Shapeways Coding Challenge

Solution by Kaushal parikh

The attached text file "Artist_lists_small.txt" contains the favorite musical artists of 1000 users from LastFM. Each line is a list of up to 50 artists, formatted as follows:

Radiohead,Pulp,Morrissey,Delays,Stereophonics,Blur,Suede,Sleeper,The La's,Super Furry Animals\n Band of Horses,Iggy Pop,The Velvet Underground,Radiohead,The Decemberists,Morrissey,Television\n etc.

Write a program that, using this file as input, produces an output file containing a list of pairs of artists which appear TOGETHER in at least fifty different lists. For example, in the above sample, Radiohead and Morrissey appear together twice, but every other pair appears only once.

Your solution cannot store a list of all possible pairs of bands (don't use a 'brute force' approach).
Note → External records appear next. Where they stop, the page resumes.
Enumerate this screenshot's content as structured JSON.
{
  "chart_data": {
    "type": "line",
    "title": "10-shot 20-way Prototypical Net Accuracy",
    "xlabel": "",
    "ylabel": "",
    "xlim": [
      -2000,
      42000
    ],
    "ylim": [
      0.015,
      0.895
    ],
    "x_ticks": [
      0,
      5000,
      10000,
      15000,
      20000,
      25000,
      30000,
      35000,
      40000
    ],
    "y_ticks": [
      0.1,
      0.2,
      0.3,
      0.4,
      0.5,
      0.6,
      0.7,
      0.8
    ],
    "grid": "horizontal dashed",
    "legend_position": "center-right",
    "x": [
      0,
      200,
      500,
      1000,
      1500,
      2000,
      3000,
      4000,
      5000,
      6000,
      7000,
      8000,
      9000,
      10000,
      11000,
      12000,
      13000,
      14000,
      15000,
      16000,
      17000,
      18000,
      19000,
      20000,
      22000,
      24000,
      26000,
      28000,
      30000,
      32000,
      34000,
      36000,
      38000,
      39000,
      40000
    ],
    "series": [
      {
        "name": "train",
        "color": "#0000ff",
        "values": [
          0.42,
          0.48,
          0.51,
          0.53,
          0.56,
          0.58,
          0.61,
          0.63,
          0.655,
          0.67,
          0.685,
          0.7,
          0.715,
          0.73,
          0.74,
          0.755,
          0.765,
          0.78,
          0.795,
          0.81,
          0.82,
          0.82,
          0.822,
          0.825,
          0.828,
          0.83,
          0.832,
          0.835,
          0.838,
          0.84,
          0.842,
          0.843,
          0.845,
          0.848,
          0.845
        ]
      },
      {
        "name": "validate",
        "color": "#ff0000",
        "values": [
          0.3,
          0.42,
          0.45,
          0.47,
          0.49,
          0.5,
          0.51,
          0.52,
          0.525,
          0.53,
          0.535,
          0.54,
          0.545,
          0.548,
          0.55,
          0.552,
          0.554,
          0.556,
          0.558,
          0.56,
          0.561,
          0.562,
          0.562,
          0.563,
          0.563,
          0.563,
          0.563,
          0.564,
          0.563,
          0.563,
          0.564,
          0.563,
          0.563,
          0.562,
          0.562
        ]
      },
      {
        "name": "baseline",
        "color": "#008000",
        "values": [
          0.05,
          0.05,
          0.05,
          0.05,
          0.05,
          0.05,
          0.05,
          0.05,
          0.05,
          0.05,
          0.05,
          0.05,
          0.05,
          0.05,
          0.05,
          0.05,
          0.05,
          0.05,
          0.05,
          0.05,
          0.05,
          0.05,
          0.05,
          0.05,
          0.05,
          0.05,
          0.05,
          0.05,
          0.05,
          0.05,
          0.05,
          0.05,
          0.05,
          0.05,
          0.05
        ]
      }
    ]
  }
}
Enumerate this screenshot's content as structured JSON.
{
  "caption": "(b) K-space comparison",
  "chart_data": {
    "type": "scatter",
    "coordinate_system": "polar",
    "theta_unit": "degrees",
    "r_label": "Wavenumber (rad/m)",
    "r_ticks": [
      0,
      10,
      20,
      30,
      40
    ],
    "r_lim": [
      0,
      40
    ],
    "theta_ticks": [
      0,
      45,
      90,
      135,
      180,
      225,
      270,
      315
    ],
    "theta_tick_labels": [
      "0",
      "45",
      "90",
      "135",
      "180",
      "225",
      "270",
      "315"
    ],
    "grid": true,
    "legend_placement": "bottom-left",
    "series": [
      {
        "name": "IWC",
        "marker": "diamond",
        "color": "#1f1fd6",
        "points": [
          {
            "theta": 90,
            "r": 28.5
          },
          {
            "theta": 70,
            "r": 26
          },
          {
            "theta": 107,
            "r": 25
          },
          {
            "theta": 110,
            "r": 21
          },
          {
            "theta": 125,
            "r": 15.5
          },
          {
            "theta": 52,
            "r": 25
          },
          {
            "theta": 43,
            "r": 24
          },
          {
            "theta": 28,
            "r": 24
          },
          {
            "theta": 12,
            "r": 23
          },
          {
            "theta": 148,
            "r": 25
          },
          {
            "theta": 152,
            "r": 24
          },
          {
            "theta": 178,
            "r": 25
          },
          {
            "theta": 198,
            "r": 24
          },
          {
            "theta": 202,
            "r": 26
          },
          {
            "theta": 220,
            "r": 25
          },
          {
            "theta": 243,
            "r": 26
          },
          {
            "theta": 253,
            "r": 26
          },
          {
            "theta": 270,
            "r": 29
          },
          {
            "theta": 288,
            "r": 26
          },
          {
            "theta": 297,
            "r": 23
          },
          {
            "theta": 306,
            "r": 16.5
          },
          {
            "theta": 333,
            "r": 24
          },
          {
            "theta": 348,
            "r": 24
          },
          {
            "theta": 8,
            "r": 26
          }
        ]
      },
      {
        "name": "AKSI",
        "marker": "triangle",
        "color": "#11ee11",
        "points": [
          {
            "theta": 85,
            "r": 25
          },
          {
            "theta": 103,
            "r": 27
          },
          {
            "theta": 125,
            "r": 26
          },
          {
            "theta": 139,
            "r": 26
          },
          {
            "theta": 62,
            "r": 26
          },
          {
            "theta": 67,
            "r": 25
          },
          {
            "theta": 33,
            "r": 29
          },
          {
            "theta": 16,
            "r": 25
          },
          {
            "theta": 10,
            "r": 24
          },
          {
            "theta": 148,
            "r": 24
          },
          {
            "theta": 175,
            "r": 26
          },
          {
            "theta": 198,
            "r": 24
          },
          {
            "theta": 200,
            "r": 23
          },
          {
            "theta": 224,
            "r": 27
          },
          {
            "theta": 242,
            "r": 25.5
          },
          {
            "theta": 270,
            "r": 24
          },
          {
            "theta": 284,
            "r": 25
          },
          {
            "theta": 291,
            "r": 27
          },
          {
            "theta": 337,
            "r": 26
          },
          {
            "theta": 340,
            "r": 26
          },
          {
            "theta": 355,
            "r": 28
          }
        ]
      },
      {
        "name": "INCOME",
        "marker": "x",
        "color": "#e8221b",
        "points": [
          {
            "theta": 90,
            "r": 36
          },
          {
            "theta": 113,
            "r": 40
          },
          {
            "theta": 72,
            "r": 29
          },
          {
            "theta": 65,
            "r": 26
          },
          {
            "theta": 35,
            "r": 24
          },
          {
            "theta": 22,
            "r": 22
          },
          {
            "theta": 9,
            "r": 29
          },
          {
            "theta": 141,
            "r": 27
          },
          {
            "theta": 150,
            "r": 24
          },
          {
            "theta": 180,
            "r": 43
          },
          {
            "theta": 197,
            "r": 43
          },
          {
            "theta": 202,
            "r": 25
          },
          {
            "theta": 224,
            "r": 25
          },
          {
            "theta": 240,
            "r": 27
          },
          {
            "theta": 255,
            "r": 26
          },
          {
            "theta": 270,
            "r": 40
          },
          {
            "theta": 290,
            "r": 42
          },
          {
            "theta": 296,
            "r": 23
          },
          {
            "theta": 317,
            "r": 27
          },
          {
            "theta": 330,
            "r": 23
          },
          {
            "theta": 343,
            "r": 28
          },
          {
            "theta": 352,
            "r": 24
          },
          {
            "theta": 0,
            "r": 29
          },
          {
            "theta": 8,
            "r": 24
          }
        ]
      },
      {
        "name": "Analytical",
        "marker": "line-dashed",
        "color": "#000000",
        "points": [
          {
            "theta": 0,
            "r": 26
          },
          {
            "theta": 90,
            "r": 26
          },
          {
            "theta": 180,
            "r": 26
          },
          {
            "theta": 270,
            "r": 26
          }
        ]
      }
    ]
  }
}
Your solution MAY return a best guess, i.e. lists which appear at least 50 times with high probability, as long as you explain why this tradeoff improves the performance of the algorithm. Please include, either in comments or in a separate file, a brief one-paragraph description of any optimizations you made and how they impact the run-time of the algorithm.

Your solution should preferably be implemented Java or PHP. Other languages may be considered on a case-by-case basis.